Are they bemoaning that science is being done, or are they bemoaning that the experimental results have not yet reached high enough confidence to justify the conclusions being suggested?
It depends, especially coming from fields like psychology. You can prove anything with a small enough group. A lot of those just end up adding a lot of noise and reduce the reliability of the entire field in general. It just ends up with people getting conflicting information every other week and then they just tune out.
My only complaint with the article is that it doesn't seem to mention that digitized proofs can contain gaps but that those gaps must be explicit like in lean the sorry function, or axioms.

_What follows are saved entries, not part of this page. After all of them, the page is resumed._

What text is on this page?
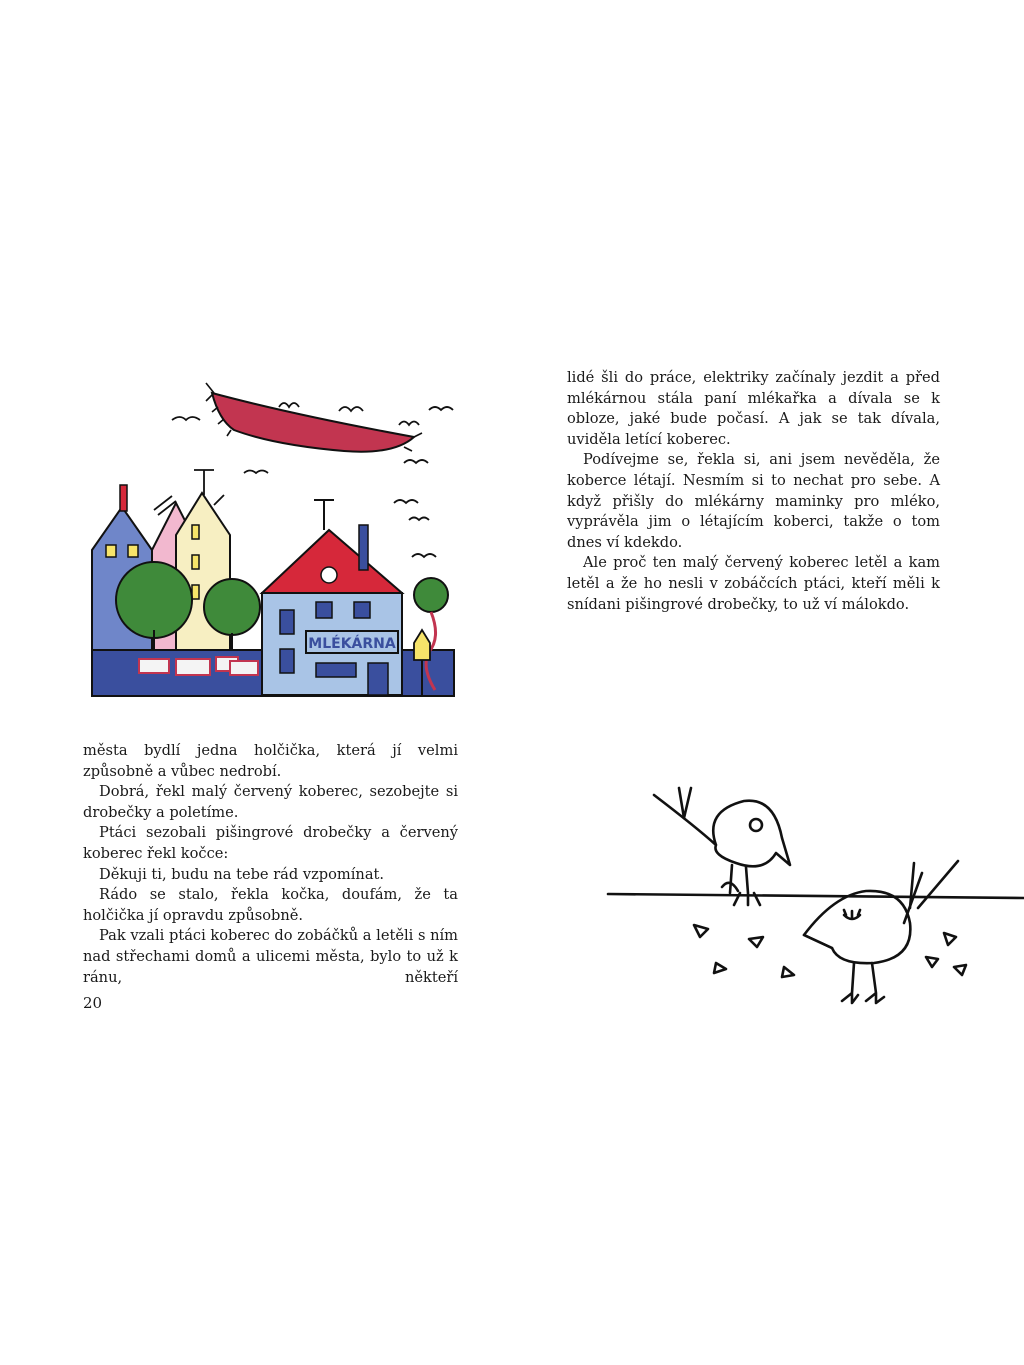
MLÉKÁRNA

města bydlí jedna holčička, která jí velmi způsobně a vůbec nedrobí.

Dobrá, řekl malý červený koberec, sezobejte si drobečky a poletíme.

Ptáci sezobali pišingrové drobečky a červený koberec řekl kočce:

Děkuji ti, budu na tebe rád vzpomínat.

Rádo se stalo, řekla kočka, doufám, že ta holčička jí opravdu způsobně.

Pak vzali ptáci koberec do zobáčků a letěli s ním nad střechami domů a ulicemi města, bylo to už k ránu, někteří

20

lidé šli do práce, elektriky začínaly jezdit a před mlékárnou stála paní mlékařka a dívala se k obloze, jaké bude počasí. A jak se tak dívala, uviděla letící koberec.

Podívejme se, řekla si, ani jsem nevěděla, že koberce létají. Nesmím si to nechat pro sebe. A když přišly do mlékárny maminky pro mléko, vyprávěla jim o létajícím koberci, takže o tom dnes ví kdekdo.

Ale proč ten malý červený koberec letěl a kam letěl a že ho nesli v zobáčcích ptáci, kteří měli k snídani pišingrové drobečky, to už ví málokdo.
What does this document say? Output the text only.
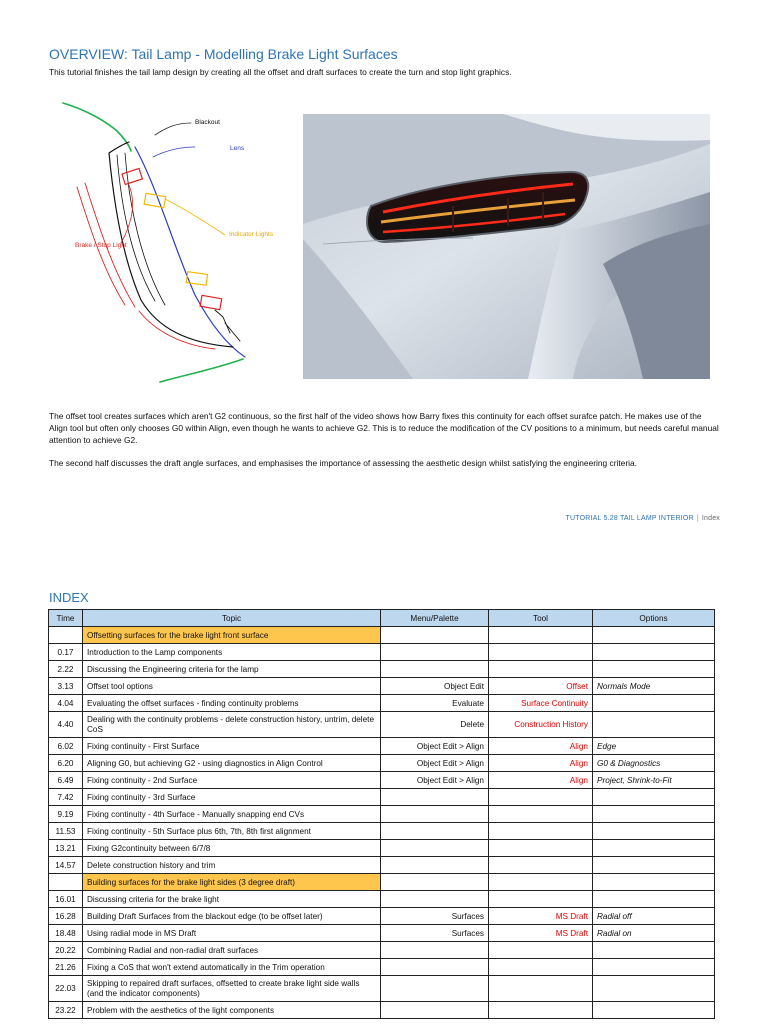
OVERVIEW: Tail Lamp - Modelling Brake Light Surfaces
This tutorial finishes the tail lamp design by creating all the offset and draft surfaces to create the turn and stop light graphics.
Blackout
Lens
Indicator Lights
Brake / Stop Light

The offset tool creates surfaces which aren't G2 continuous, so the first half of the video shows how Barry fixes this continuity for each offset surafce patch. He makes use of the Align tool but often only chooses G0 within Align, even though he wants to achieve G2. This is to reduce the modification of the CV positions to a minimum, but needs careful manual attention to achieve G2.

The second half discusses the draft angle surfaces, and emphasises the importance of assessing the aesthetic design whilst satisfying the engineering criteria.

TUTORIAL 5.28 TAIL LAMP INTERIOR | Index
INDEX
Time	Topic	Menu/Palette	Tool	Options
	Offsetting surfaces for the brake light front surface			
0.17	Introduction to the Lamp components			
2.22	Discussing the Engineering criteria for the lamp			
3.13	Offset tool options	Object Edit	Offset	Normals Mode
4.04	Evaluating the offset surfaces - finding continuity problems	Evaluate	Surface Continuity	
4.40	Dealing with the continuity problems - delete construction history, untrim, delete CoS	Delete	Construction History	
6.02	Fixing continuity - First Surface	Object Edit > Align	Align	Edge
6.20	Aligning G0, but achieving G2 - using diagnostics in Align Control	Object Edit > Align	Align	G0 & Diagnostics
6.49	Fixing continuity - 2nd Surface	Object Edit > Align	Align	Project, Shrink-to-Fit
7.42	Fixing continuity - 3rd Surface			
9.19	Fixing continuity - 4th Surface - Manually snapping end CVs			
11.53	Fixing continuity - 5th Surface plus 6th, 7th, 8th first alignment			
13.21	Fixing G2continuity between 6/7/8			
14.57	Delete construction history and trim			
	Building surfaces for the brake light sides (3 degree draft)			
16.01	Discussing criteria for the brake light			
16.28	Building Draft Surfaces from the blackout edge (to be offset later)	Surfaces	MS Draft	Radial off
18.48	Using radial mode in MS Draft	Surfaces	MS Draft	Radial on
20.22	Combining Radial and non-radial draft surfaces			
21.26	Fixing a CoS that won't extend automatically in the Trim operation			
22.03	Skipping to repaired draft surfaces, offsetted to create brake light side walls (and the indicator components)			
23.22	Problem with the aesthetics of the light components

That’s similar to Neurath’s boat:” We are like sailors who on the open sea must reconstruct their ship but are never able to start afresh from the bottom. Where a beam is taken away a new one must at once be put there, and for this the rest of the ship is used as support. In this way, by using the old beams and driftwood the ship can be shaped entirely anew, but only by gradual reconstruction.”
Imagine a future where proofs are discovered autonomously and proved rigorously by machines, and the work of the human mathematician becomes to articulate the most compelling motivations, the clearest explanations, and the most useful maps between intuitions, theorems, and applications. Mathematicians as illuminators and bards of their craft.
With sufficient automation, there shouldn't really be a trade-off between rigor and anything else. The goal should be to automate as much as possible so that whatever well-defined useful thing can come out theory can come out faster and more easily. Formal proofs make sense as part of this goal.
(1) Math journals are being flooded with AI slop papers loaded with errors. I can see a time when they will require papers to be accompanied by formal proofs of the results. This will enable much of the slop to be filtered out.
(2) Formalization enables AI to do extensive search while staying grounded.
(3) Formalization of the historical math literature (about 3.5M papers) will allow all those results to become available for training and mining, to a greater extent that if they're just given as plain text input to LLMs.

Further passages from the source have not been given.